No primary care locations were included in the NMC's first set of pilots for its new model of revalidation.
These are due to be announced later in the year alongside those in social care, self-employed settings and the independent sector.
The organisations participating in the first set of pilots are Aneurin Bevan University Health Board, Guys and St Thomas' NHS Foundation Trust, Mersey Care NHS Trust, NHS Tayside (and local partners), Public Health England, and Western Health and Social Care Trust.
Participants are being sought from the nurses and midwives employed by these organisations to pilot the revalidation model. This will help the NMC refine its workability and make any improvements before it is introduced at the end of 2015.

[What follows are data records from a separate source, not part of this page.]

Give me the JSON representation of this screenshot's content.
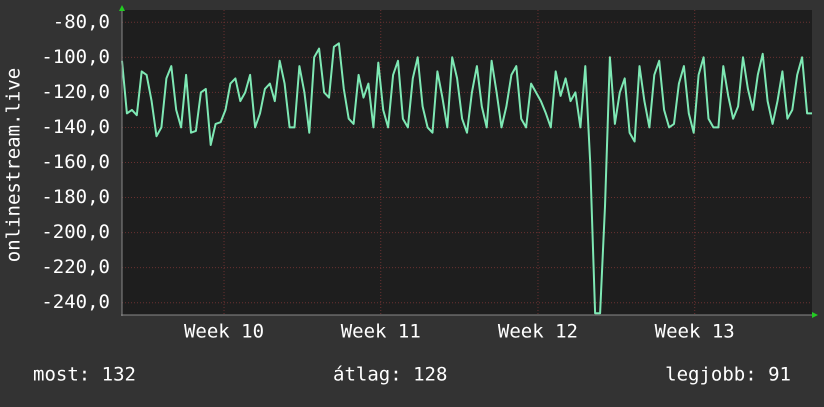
{
  "chart_data": {
    "type": "line",
    "y_label": "onlinestream.live",
    "x": [
      0,
      1,
      2,
      3,
      4,
      5,
      6,
      7,
      8,
      9,
      10,
      11,
      12,
      13,
      14,
      15,
      16,
      17,
      18,
      19,
      20,
      21,
      22,
      23,
      24,
      25,
      26,
      27,
      28,
      29,
      30,
      31,
      32,
      33,
      34,
      35,
      36,
      37,
      38,
      39,
      40,
      41,
      42,
      43,
      44,
      45,
      46,
      47,
      48,
      49,
      50,
      51,
      52,
      53,
      54,
      55,
      56,
      57,
      58,
      59,
      60,
      61,
      62,
      63,
      64,
      65,
      66,
      67,
      68,
      69,
      70,
      71,
      72,
      73,
      74,
      75,
      76,
      77,
      78,
      79,
      80,
      81,
      82,
      83,
      84,
      85,
      86,
      87,
      88,
      89,
      90,
      91,
      92,
      93,
      94,
      95,
      96,
      97,
      98,
      99,
      100,
      101,
      102,
      103,
      104,
      105,
      106,
      107,
      108,
      109,
      110,
      111,
      112,
      113,
      114,
      115,
      116,
      117,
      118,
      119,
      120,
      121,
      122,
      123,
      124,
      125,
      126,
      127,
      128,
      129,
      130,
      131,
      132,
      133,
      134,
      135,
      136,
      137,
      138,
      139,
      140
    ],
    "series": [
      {
        "name": "onlinestream.live",
        "color": "#7ee8b4",
        "values": [
          -102,
          -132,
          -130,
          -133,
          -108,
          -110,
          -125,
          -145,
          -140,
          -112,
          -105,
          -130,
          -140,
          -110,
          -143,
          -142,
          -120,
          -118,
          -150,
          -138,
          -137,
          -130,
          -115,
          -112,
          -125,
          -120,
          -110,
          -140,
          -132,
          -118,
          -115,
          -125,
          -102,
          -115,
          -140,
          -140,
          -105,
          -120,
          -143,
          -100,
          -95,
          -120,
          -123,
          -94,
          -92,
          -118,
          -135,
          -138,
          -110,
          -123,
          -115,
          -140,
          -103,
          -130,
          -140,
          -110,
          -102,
          -135,
          -140,
          -112,
          -100,
          -128,
          -140,
          -143,
          -108,
          -123,
          -140,
          -100,
          -112,
          -135,
          -143,
          -120,
          -105,
          -128,
          -140,
          -102,
          -120,
          -140,
          -128,
          -110,
          -105,
          -135,
          -140,
          -115,
          -120,
          -125,
          -132,
          -140,
          -108,
          -122,
          -112,
          -125,
          -120,
          -140,
          -105,
          -160,
          -246,
          -246,
          -185,
          -100,
          -138,
          -120,
          -112,
          -143,
          -148,
          -105,
          -125,
          -140,
          -110,
          -102,
          -130,
          -140,
          -138,
          -115,
          -105,
          -132,
          -143,
          -110,
          -100,
          -135,
          -140,
          -140,
          -105,
          -122,
          -135,
          -128,
          -100,
          -118,
          -130,
          -110,
          -98,
          -125,
          -138,
          -125,
          -108,
          -135,
          -130,
          -110,
          -100,
          -132,
          -132
        ]
      }
    ],
    "xlim": [
      0,
      140
    ],
    "xticks": [
      {
        "value": 20.7,
        "label": "Week 10"
      },
      {
        "value": 52.5,
        "label": "Week 11"
      },
      {
        "value": 84.4,
        "label": "Week 12"
      },
      {
        "value": 116.2,
        "label": "Week 13"
      }
    ],
    "ylim": [
      -247,
      -73
    ],
    "yticks": [
      {
        "value": -80,
        "label": "-80,0"
      },
      {
        "value": -100,
        "label": "-100,0"
      },
      {
        "value": -120,
        "label": "-120,0"
      },
      {
        "value": -140,
        "label": "-140,0"
      },
      {
        "value": -160,
        "label": "-160,0"
      },
      {
        "value": -180,
        "label": "-180,0"
      },
      {
        "value": -200,
        "label": "-200,0"
      },
      {
        "value": -220,
        "label": "-220,0"
      },
      {
        "value": -240,
        "label": "-240,0"
      }
    ],
    "grid": true,
    "footer": [
      "most: 132",
      "átlag: 128",
      "legjobb: 91"
    ]
  }
}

Dr Peter Carter, chief executive of the RCN, said: 'It is important that these pilots reflect the wide range of settings in which nurses work, including primary care, the community, and those working outside the public sector, and the next pilot announcements should reflect this.'
The NHS Employers organisation agreed. Sue Covill, director of employment services, said: 'Having only five NHS organisations take part, from across all parts of the UK, restricts the ability to extract and share learning and build momentum across the system- all of which are essential ingredients for a successful rollout of revalidation.
'We are pleased to see that further sites are to be announced next month to ensure that the pilots cover all settings and circumstances in which registrants practice but we would urge the NMC to consider extending the number of NHS pilots and we would be happy to facilitate discussions with employers for this to happen quickly.'
However, a spokesperson from the NMC said a date had not been set for further pilots, just that they would happen this year. They said the NMC is still in talks with employers that it wants to work with.
Jackie Smith, the chief executive of the NMC, said: 'Revalidation is an important system of regular checks to make sure that nurses and midwives are up to date and fit to practice throughout their careers.
'The people who help us pilot the system of revalidation have an essential role to play in developing this new system, which will be the biggest change to the way nurses and midwives are regulated in decades.'
Revalidation will require nurses and midwives to confirm to the NMC that they are up to date and fit to practice every three years, through third-party feedback.